It’s hard not to hear the constant drumbeat of warnings about the economic pain that most businesses anticipate in 2023. I’ve seen countless stories about Silicon Valley companies laying off thousands of workers; these are the same corporate hotspots that used to lure eager workers with promises of onsite dog sitting, catered hot lunches, and zip slides to weekly wine tastings and flower arranging classes!
Leaders who balance optimism with clear-eyed “defensive pessimism” know when to be bold and when to be prudent. I’ve noticed that every single CEO I know or coach has told me about belt-tightening, pausing big projects, and declaring a moratorium on hiring in the last few months. They are also quick to ask me what I’m hearing from other CEOs in different industries and countries. These leaders aren’t content with just a few sources of knowledge to make decisions about their budgets and cash flow. They are constantly seeking guidance from trusted people because they don’t want to be rash, uninformed or naive when it comes to balancing necessary aggression with care when the global economy is shaky and the consumers are being fickle and unpredictable.
What can we learn from this tendency of elite leaders when it comes to how we can conduct ourselves in optimal ways? The leaders who last never allow their enthusiasm about current business success to blind them to the fact that a rainy day will eventually come, and that they will have to shift course and reinvent their products and teams. Jeff Bezos, founder of Amazon, has always led with the mindset that other companies are trying to “out-Amazon” them, so remaining lean and hungry helps them to avoid “frupidity” and stagnation.
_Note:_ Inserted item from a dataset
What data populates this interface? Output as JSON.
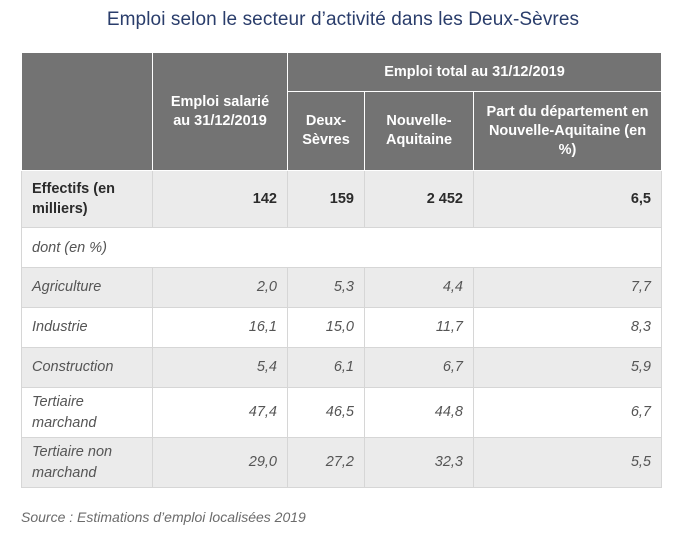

Some of the biggest implosions in the corporate world have come when leaders have ignored important sales data, board advice and clear economic warning signs so that they could stubbornly follow their own “gut instinct” – something I call “stupid grit.” For example, Fuhu Electronics was a high-flying company that was once Inc. Magazine’s fastest-growing U.S. company for two years in a row before it imploded into bankruptcy and was bought by Mattel. The founders refused to set goals, look at financials or change marketing strategies even when tablet sales slowed and competitors were beating them at their own game.
Everyone needs to change course at times and stop spending money you don’t have, or diverge from a course of action that no longer fits your life. Where will you look for the guidance that will assist you, and which information will you pay attention to?
Here are some questions to help you cultivate “defensive pessimism”:
- Who has consistently had your back in life and been honest with you, even when you didn’t like what they had to say? Do you need to get his/her perspective on something right now?
- What is the most important information you need in order to keep going or pull the plug on something that is bothering you, and how can you get that knowledge?
- If you change nothing in your life right now, what is the most likely outcome of your current situation?
- Compare two times when you didn’t listen to people who warned you about something, and two times when you did. What did you learn from those interactions and how might they apply to your life now?